Witam, postaram się w miarę zwięźle opisać problem jako że trwa on już dość długo. Jaguar XE rocznik 2020
Jakiś rok temu miałem niewielką stłuczkę - prawy reflektor, kawałek maski, nadkole. Wg ASO nic wielkiego , auto stało jakieś dwa miesiące u nich na placu bo czekało na części. Po takim staniu okazało się że przednie tarcze też do wymiany bo się zapiekły od tego stania - wymienione też w ASO.
Autko odebrane i jeździło się Tip-Top, jeżdżę głównie po mieście. Po kilku miesiącach wypadła mi trasa dłuższa i okazało się że przy prędkości autostradowej przy rozgrzanych hamulcach auto ściąga w prawo nawet przy niewielkim hamowaniu. W jeździe po mieście czy na zwykłej drodze problem wogóle nie występuje, natomiast przy prędkościach autostradowych i rozgrzanych hamulcach pojawia się bardzo nieprzyjemne ściąganie w prawo nawet przy delikatnym zwalnianiu (czasem nawet odczuwalne jako prawie nieprzyjemne szarpnięcie).
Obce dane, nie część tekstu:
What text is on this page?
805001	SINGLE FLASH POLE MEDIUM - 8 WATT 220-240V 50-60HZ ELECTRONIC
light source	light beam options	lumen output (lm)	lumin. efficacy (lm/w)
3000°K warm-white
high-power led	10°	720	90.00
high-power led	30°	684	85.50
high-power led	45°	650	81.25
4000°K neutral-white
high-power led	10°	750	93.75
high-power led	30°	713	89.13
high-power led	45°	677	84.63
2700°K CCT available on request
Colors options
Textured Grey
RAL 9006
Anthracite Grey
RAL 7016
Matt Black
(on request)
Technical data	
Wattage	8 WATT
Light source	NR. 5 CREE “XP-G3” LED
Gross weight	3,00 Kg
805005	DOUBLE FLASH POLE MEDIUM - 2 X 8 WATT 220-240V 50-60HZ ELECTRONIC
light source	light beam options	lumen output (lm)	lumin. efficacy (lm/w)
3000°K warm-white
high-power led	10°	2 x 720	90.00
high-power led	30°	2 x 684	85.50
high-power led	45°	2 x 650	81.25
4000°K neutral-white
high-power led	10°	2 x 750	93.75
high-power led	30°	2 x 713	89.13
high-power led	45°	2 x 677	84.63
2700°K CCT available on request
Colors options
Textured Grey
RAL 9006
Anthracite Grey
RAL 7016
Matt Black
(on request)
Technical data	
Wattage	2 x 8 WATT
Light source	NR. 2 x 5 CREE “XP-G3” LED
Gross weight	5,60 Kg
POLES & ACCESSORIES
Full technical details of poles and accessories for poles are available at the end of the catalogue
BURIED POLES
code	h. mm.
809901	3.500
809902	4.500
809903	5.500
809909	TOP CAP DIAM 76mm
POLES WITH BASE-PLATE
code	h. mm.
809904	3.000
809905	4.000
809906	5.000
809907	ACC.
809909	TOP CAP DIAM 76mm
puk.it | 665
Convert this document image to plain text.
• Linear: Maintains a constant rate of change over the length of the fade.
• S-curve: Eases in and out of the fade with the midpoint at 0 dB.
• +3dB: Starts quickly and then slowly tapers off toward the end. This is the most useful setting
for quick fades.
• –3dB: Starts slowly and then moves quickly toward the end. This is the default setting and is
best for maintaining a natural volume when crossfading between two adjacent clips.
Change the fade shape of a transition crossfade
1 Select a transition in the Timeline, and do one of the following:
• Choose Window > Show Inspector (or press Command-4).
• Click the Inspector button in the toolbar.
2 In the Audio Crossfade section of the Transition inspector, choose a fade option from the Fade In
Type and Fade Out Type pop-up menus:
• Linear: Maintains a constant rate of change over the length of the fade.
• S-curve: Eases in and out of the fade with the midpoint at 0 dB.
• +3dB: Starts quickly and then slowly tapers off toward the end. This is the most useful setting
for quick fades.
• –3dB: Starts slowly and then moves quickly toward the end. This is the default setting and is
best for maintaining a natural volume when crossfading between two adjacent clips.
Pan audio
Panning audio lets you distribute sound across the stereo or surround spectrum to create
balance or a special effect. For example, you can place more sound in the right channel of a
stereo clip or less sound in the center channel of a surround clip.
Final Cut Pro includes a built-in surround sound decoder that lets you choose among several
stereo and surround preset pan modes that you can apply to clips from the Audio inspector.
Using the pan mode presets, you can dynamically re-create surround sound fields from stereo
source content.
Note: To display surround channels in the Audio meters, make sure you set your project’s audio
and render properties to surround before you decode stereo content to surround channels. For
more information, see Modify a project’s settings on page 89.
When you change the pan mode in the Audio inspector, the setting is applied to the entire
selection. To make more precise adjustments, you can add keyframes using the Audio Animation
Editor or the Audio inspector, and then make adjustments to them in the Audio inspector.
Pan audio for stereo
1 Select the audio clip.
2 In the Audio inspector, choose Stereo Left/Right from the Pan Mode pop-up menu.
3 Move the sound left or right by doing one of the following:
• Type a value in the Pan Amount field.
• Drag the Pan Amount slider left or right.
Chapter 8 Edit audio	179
Na początku myślałem że wina zimówek , więc poczekałem na zmianę na letnie (jak pisałem, w swojej typowej eksploatacji głównie jeżdżę po mieście więc na codzień problem wogóle nie jest odczuwalny, co nie znaczy że nie istnieje...) na letnich to samo było akurat wypadał mi przegląd w ASO więc zgłosiłem to , za pierwszym razem powiedzieli że wszystko przecież OK.
Problem występował nadal więc po tygodniu pojechałem znów ,okazało się, że za pierwszym razem poprostu nikt się nim nie przejechał, za drugim razem faktycznie dostrzegli problem.
Auto stało kilka dni podobno sprawdzili układ hamulcowy, geometrię, opony i wszystko OK. Piszę podobno bo to przekaz ustny jaki otrzymałem. Ostatecznie usłyszałem że "zaktualizowano sterowniki" i problem nie będzie występował. Tak wiem, gadka brzmi jak tani tekst do wciskania klientom.
Na początku faktycznie problem jakby ustąpił ? Jakiś czas temu znów jeździłem w dłuższe trasy po autostradzie i problem znów się pojawił, za drugą trasą nawet się nasilił - ze dwa razy myślałem że "zaparkuję" na barierkach.
Zamierzam udać się po raz kolejny do ASO - auto jest jeszcze na gwarancji - ale nie wiem jak do tego podejść żeby faktycznie się tym zajeli a nie spławili, bo to bedzie już trzecia wizyta na przestrzeni kilku miesięcy .
Jeśli ktoś miał podobne doświadczenia z serwisami ASO może doradziłby na co zwrócić uwagę, jak rozmawiać. Pisać jakies pisma czy przesada?